Pedro respiró con fuerza y esposó al chico.


—No discutas con estos hombres —le susurró al oído—. Acabo de salvarte la vida.


—No me hagas favores.


Los agentes especiales se llevaron al chico y Pedro enfundó su arma y se enderezó la gorra antes de mirar a Cutler.


—Te dije que mis hombres se ocuparían de esto. Tu trabajo era ofrecer apoyo y asegurar la zona.


—Estaba protegiendo al chico.


El teniente puso los brazos en jarras y lo miró de hito en hito.


—Es tan culpable como Pittmon. Su pistola es igual de mortífera.
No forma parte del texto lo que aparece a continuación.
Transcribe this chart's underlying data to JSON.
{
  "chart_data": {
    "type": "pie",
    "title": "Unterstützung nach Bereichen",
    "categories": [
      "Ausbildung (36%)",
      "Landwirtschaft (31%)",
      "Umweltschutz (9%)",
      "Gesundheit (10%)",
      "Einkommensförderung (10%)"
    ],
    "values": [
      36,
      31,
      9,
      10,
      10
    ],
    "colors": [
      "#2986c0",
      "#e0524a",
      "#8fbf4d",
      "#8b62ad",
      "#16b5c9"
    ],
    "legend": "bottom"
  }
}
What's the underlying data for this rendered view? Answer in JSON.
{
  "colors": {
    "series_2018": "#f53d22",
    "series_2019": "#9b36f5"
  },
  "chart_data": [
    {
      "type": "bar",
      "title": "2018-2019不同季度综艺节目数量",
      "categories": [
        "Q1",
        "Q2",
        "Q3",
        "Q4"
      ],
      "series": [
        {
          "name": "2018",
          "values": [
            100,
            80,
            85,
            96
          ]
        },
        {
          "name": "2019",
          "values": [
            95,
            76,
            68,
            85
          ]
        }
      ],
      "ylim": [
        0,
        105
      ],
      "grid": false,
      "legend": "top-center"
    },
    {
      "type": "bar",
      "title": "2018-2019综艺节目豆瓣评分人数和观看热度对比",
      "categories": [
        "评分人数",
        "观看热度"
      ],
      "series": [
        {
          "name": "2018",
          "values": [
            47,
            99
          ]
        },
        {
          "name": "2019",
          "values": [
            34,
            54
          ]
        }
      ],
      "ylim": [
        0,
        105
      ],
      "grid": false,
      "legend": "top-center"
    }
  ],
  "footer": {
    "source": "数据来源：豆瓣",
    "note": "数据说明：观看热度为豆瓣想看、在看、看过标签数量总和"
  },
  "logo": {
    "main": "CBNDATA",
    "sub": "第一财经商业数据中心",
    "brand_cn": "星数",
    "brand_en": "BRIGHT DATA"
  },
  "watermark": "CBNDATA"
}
Pedro le sacaba una cabeza a Cutler. Sacudió la tensión de sus hombros. Sabía que el otro tenía razón.


Había actuado guiado por el instinto de proteger más que por la tarea que le habían asignado.


—Sí, señor.


—No sea duro con él, teniente —intervino Antonio José Rodríguez, que apretaba una compresa sangrienta sobre la herida que tenía en el hombro izquierdo—. Es probable que me haya salvado la vida.


Cutler pareció considerar el comentario de A.J.


—Supongo que es una deuda de gratitud más que tenemos con los Alfonso.


Pedro pasó la vista de la mirada dorada de A.J. a la expresión de sarcasmo de los ojos azules de Cutler.


—Sólo cumplía con mi deber, señor.


Era lo único que quería hacer siempre. Siempre que el teniente Cutler, su jefe directo, se lo permitiera.